Albert Einstein‘s complete archives – from personal correspondence with half a dozen lovers to notebooks scribbled with his groundbreaking research – are going online for the first time.
The Hebrew University of Jerusalem, which owns the German Jewish physicist’s papers, is pulling never-before seen items from its climate-controlled safe, photographing them in high resolution and posting them online – offering the public a nuanced and fuller portrait of the man behind the scientific genius.
Only 900 manuscript images, and an incomplete catalogue listing just half of the archive’s contents, had been available online since 2003. Now, with a grant from the Polonsky Foundation UK, which previously helped digitise Isaac Newton’s papers, all 80,000 items from the Einstein collection have been catalogued and enhanced with cross referencing technology.

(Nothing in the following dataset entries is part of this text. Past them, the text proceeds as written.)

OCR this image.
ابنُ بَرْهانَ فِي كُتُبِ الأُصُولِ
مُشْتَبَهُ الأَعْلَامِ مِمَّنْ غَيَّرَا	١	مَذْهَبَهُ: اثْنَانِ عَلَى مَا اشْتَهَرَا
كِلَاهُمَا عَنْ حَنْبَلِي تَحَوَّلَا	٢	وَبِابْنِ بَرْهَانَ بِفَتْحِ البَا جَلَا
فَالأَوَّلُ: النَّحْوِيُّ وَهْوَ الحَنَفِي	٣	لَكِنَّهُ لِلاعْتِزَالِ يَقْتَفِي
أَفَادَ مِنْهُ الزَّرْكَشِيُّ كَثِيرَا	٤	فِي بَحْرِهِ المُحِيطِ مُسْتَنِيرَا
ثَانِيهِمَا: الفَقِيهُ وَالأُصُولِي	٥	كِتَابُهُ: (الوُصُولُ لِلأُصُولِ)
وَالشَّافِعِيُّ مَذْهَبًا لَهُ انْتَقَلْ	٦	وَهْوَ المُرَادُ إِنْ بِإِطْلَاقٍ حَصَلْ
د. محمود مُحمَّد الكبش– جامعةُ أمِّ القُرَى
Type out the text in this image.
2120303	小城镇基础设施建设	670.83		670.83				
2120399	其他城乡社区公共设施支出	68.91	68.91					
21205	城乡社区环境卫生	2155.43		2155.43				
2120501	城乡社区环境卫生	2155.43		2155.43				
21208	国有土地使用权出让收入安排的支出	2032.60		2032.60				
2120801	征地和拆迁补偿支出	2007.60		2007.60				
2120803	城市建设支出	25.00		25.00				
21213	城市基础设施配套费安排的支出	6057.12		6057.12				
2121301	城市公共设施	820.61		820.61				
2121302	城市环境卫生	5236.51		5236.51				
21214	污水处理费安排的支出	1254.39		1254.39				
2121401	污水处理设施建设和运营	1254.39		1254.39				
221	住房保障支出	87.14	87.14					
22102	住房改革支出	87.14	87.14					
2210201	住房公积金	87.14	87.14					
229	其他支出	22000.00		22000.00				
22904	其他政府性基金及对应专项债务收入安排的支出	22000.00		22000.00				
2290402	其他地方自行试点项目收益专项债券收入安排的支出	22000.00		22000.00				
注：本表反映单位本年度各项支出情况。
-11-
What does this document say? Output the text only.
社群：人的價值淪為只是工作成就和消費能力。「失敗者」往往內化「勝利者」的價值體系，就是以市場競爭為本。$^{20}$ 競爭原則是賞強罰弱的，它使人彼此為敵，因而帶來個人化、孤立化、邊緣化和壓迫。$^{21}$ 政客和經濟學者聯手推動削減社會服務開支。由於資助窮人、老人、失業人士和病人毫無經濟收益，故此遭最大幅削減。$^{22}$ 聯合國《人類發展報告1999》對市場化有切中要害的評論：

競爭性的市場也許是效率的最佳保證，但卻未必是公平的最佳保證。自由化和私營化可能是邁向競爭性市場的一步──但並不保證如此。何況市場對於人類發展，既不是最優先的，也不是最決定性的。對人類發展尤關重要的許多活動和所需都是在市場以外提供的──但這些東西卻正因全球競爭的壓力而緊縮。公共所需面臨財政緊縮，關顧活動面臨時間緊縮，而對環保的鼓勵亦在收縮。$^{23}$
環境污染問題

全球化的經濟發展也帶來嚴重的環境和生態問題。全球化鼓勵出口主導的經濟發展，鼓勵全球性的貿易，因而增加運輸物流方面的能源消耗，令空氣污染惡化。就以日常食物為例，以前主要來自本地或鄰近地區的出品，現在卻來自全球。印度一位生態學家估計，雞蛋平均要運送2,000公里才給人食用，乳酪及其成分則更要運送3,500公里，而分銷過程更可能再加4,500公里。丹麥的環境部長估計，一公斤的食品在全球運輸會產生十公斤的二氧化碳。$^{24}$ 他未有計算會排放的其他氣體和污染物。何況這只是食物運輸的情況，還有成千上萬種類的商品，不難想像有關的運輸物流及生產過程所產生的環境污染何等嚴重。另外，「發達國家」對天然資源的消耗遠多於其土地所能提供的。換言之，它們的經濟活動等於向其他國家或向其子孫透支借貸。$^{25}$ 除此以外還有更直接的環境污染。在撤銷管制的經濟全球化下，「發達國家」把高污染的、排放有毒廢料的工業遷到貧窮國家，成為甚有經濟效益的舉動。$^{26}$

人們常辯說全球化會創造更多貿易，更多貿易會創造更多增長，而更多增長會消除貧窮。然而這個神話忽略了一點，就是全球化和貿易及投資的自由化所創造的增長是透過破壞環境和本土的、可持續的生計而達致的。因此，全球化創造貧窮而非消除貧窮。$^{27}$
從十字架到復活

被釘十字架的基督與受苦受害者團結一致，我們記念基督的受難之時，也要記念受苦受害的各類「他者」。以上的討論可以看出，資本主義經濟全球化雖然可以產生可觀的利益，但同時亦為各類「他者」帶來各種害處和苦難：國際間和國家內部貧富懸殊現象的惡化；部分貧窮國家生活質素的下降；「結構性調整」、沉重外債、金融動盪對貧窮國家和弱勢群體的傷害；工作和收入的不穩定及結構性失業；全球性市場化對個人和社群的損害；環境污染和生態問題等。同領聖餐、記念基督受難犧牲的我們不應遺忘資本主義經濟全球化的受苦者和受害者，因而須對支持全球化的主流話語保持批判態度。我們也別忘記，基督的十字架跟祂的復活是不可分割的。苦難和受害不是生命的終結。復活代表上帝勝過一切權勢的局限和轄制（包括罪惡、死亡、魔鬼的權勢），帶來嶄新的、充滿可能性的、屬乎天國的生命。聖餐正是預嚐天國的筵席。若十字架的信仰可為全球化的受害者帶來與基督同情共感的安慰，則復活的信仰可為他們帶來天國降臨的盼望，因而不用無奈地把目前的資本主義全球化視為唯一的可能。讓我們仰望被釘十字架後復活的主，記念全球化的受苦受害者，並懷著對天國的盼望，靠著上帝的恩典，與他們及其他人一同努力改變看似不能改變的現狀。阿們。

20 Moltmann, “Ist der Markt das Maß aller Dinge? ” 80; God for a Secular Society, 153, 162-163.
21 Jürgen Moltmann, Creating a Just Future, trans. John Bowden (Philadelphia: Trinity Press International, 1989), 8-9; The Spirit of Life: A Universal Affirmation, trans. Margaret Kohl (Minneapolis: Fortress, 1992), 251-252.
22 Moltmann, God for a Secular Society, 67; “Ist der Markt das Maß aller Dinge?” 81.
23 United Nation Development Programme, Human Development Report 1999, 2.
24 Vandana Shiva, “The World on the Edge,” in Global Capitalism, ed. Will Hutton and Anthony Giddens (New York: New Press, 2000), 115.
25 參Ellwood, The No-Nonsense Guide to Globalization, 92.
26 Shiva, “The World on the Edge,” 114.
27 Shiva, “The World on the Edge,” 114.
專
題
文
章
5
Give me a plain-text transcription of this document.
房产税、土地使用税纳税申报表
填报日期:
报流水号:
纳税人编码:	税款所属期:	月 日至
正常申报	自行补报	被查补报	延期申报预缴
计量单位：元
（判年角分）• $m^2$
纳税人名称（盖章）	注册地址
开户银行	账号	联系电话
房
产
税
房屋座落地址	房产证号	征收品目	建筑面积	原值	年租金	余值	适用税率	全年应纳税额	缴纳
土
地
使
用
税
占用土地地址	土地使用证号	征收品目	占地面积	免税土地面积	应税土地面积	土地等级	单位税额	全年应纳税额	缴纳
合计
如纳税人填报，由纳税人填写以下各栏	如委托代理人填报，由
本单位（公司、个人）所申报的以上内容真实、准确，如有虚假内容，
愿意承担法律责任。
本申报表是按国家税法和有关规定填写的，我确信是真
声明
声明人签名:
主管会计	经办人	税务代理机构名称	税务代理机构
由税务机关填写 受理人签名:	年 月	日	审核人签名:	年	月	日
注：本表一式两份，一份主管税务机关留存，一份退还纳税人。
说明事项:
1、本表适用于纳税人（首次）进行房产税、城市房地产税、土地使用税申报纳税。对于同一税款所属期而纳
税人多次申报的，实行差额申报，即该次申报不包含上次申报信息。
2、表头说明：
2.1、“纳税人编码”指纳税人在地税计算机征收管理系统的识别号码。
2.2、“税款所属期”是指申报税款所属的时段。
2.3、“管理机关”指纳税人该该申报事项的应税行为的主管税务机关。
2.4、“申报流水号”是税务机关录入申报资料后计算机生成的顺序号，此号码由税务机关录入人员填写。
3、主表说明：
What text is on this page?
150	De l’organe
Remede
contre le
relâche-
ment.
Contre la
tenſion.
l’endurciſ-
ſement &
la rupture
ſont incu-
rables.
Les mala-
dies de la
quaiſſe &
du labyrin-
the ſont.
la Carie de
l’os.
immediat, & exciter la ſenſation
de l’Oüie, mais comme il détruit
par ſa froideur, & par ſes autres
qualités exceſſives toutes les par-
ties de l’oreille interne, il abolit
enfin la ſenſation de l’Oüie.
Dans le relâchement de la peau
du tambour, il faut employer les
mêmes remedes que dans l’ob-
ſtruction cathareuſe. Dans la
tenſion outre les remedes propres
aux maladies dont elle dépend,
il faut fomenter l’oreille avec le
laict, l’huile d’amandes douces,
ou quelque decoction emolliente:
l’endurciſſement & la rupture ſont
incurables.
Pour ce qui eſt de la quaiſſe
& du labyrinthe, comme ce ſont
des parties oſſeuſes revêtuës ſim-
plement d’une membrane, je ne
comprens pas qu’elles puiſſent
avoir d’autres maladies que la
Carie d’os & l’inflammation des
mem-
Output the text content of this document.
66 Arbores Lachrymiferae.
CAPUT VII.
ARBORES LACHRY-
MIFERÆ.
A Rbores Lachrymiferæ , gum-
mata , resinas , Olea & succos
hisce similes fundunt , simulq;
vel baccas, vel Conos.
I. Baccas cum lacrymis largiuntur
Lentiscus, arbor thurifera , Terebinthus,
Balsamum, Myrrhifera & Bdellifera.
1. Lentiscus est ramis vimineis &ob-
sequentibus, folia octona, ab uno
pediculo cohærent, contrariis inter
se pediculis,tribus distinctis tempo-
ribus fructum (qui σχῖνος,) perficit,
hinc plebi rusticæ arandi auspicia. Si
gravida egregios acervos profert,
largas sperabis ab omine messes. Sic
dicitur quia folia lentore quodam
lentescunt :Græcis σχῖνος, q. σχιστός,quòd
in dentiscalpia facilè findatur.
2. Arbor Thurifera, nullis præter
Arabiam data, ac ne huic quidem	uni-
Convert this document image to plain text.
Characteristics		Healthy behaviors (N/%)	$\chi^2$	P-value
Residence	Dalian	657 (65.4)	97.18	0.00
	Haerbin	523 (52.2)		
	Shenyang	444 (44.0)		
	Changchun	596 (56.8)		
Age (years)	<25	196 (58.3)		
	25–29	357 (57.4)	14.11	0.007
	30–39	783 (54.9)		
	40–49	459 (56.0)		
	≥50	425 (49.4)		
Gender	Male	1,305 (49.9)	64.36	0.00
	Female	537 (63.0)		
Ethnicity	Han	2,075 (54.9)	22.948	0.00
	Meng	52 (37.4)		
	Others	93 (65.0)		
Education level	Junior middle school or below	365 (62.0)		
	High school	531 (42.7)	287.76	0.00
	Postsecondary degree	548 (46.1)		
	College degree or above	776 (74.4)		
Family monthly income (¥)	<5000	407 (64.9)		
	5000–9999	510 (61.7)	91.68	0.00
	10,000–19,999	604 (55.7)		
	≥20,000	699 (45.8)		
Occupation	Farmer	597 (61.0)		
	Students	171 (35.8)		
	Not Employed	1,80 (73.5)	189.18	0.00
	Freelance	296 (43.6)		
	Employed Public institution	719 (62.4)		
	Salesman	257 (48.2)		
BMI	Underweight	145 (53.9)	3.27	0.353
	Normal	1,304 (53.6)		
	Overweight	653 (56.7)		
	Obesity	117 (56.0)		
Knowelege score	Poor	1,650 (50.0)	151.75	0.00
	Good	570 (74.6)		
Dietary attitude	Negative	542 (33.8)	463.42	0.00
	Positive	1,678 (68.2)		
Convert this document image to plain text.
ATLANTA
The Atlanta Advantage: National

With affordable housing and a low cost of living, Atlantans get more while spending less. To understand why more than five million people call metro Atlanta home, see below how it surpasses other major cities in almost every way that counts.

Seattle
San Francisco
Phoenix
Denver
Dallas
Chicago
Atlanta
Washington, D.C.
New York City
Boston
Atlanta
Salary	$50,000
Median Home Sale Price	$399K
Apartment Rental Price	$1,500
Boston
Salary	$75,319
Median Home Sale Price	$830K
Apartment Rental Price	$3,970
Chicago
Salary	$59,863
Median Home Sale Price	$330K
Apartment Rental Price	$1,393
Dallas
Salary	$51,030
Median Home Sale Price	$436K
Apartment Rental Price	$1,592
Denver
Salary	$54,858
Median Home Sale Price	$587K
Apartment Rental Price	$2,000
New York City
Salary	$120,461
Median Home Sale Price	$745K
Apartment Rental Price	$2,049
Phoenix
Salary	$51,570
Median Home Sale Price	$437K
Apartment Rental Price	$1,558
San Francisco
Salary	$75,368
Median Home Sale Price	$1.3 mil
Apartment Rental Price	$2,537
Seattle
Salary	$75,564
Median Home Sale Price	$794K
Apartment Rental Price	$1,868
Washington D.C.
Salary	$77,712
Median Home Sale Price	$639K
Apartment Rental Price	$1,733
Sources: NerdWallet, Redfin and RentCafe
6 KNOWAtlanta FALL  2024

The updated web portal, unveiled on Monday, features the full inventory of the Einstein archives, publicising for the first time the entirety of what’s inside the collection and giving scholars a chance to request access to items they previously never knew existed.
“Knowledge is not about hiding. It’s about openness,” said Menachem Ben Sasson, president of the Hebrew University.
Einstein, a Nobel Prize-winning physicist whose theory of relativity revolutionised science, was one of the founders of the university. He contributed the original manuscript of his famed theory to the university when it was founded in 1925, four years after he was awarded the Nobel prize in physics. He bequeathed the rest of his papers – and the rights to the use of his image – to the university upon his death in 1955.
The portal now offers a close look at an initial 2,000 documents, or 7,000 pages, from Einstein’s personal and public life up to the year 1921. In the coming years, archivists will slowly upload the remainder of the collection.
The online project is part of an initiative with Princeton University and the California Institute of Technology to publish annotated scholarly work on all of Einstein’s papers.
The collection includes 14 notebooks filled with research notes in small cursive handwriting, letters to Einstein’s contemporaries on his physics research, and a handwritten explanation of his theory of relativity and its summarising equation e=mc2.